Cardin acknowledged the problems, but surprised with his seeming conclusion that more Orthodox could be won, but Russians were probably a lost cause (I personally think both are lost causes in this election, at least in the Presidential race, but that, barring an epidemic of blinding epiphanies about economic self-interest amongst poor Frummies, the Russian community actually shows more long-term opportunity for the Democrats, especially among younger voters).
Frost was the most frank in acknowledging the problem, and even more so during the chit-chat afterwards.
An especially interesting point made by Frost was how Jewish life in the South was once dominated by the Reform movement and how the rise of Chabad had now significantly altered not merely dominational affiliation, but also the community’s conversations
The rise of Chabad nationwide is one of several reasons I’ve given for the growing importance of the Orthodox in the overall Jewish vote.
As concerns the Southern element of this rise, please note that Florida, Virginia and North Carolina are all swing states this year.
But for all the protestations reiterating the pre-approved message that Israel was not impacting the Jewish vote in a negative way for Obama, an interruption proved that the panel and the audience really believed otherwise.
NJDC’s Chair interrupted the discussion to announce that mention of Jerusalem had just been restored to the Democratic Party platform.
Some panicked questioning ensued, followed by a collective sigh of relief.
I will present a more detailed discussion of the impact of the Israel question on the Jewish Vote in a follow-up piece.
Suffice it to say that the fact that a majority of the Jewish community supports a two-state solution leads some to misunderstand why the Israel question loses votes for the Democrats, and not merely among the Orthodox and hardline right wing Zionists.
To conclude here, I will note that the real question of long term trends in the Jewish vote is heading may have been postponed by intervening events.
By his conduct, McCain lost a great asset—the belief among many that he was a mature leader ready to take charge.
This was an especially important asset among many centrist Jewish voters already thrown for a loop by the Palin nomination.
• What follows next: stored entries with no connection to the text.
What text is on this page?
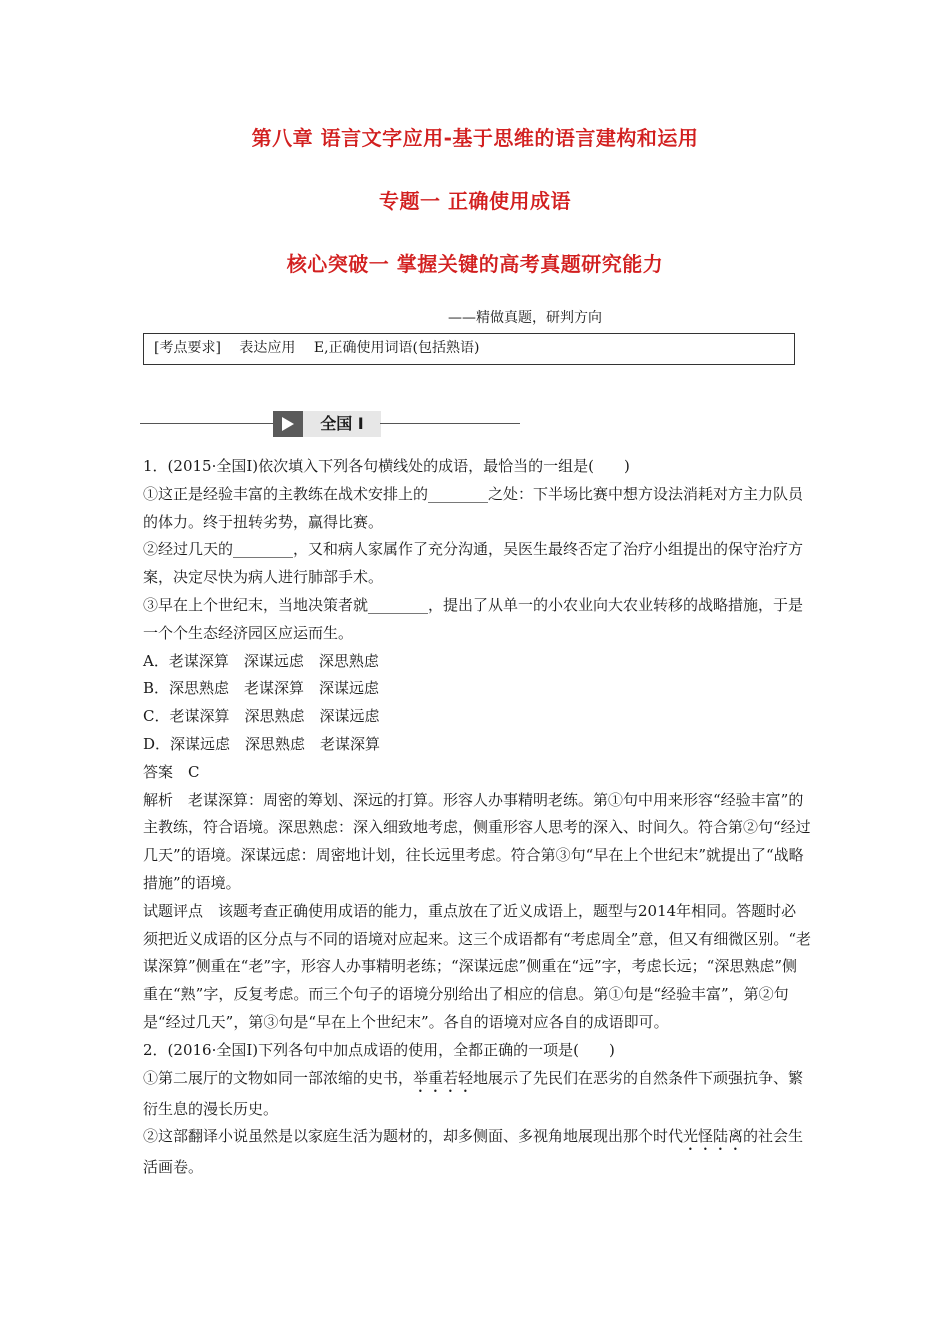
第八章 语言文字应用-基于思维的语言建构和运用
专题一 正确使用成语
核心突破一 掌握关键的高考真题研究能力
——精做真题，研判方向
[考点要求] 表达应用 E,正确使用词语(包括熟语)
全国 I

1．(2015·全国Ⅰ)依次填入下列各句横线处的成语，最恰当的一组是(　　)

①这正是经验丰富的主教练在战术安排上的________之处：下半场比赛中想方设法消耗对方主力队员的体力。终于扭转劣势，赢得比赛。

②经过几天的________，又和病人家属作了充分沟通，吴医生最终否定了治疗小组提出的保守治疗方案，决定尽快为病人进行肺部手术。

③早在上个世纪末，当地决策者就________，提出了从单一的小农业向大农业转移的战略措施，于是一个个生态经济园区应运而生。

A．老谋深算　深谋远虑　深思熟虑

B．深思熟虑　老谋深算　深谋远虑

C．老谋深算　深思熟虑　深谋远虑

D．深谋远虑　深思熟虑　老谋深算

答案　C

解析　老谋深算：周密的筹划、深远的打算。形容人办事精明老练。第①句中用来形容“经验丰富”的主教练，符合语境。深思熟虑：深入细致地考虑，侧重形容人思考的深入、时间久。符合第②句“经过几天”的语境。深谋远虑：周密地计划，往长远里考虑。符合第③句“早在上个世纪末”就提出了“战略措施”的语境。

试题评点　该题考查正确使用成语的能力，重点放在了近义成语上，题型与2014年相同。答题时必须把近义成语的区分点与不同的语境对应起来。这三个成语都有“考虑周全”意，但又有细微区别。“老谋深算”侧重在“老”字，形容人办事精明老练；“深谋远虑”侧重在“远”字，考虑长远；“深思熟虑”侧重在“熟”字，反复考虑。而三个句子的语境分别给出了相应的信息。第①句是“经验丰富”，第②句是“经过几天”，第③句是“早在上个世纪末”。各自的语境对应各自的成语即可。

2．(2016·全国Ⅰ)下列各句中加点成语的使用，全都正确的一项是(　　)

①第二展厅的文物如同一部浓缩的史书，举重若轻地展示了先民们在恶劣的自然条件下顽强抗争、繁衍生息的漫长历史。

②这部翻译小说虽然是以家庭生活为题材的，却多侧面、多视角地展现出那个时代光怪陆离的社会生活画卷。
Prior to Palin, many of these voters had believed McCain was suppressing his true moderate instincts.
The Palin nomination put that into doubt (as well as raising further questions about his leadership qualities, and putting McCain’s maturity, such that it was, into a negative light).
This year, even more unexpectedly, Romney has suffered a Benghazi meltdown, casting doubt upon the belief held by many Jewish moderates that he is a mature leader ready to take charge.
Further, the Boca Raton tape has jolted many Jewish moderates from their belief that Romney has been suppressing his true moderate instincts.
So, we may yet see Obama get ¾ of the Jewish vote.
I tend to doubt that, but given the impact upon the rest of the electorate, I’m no longer sure the exact percent will any longer matter.
However, as in 2008, the news outside the control of the campaigns is crucial.
And what may make it especially crucial in regard to the Jewish vote (and perhaps among the entire electorate) is whether such news comes from the Middle East.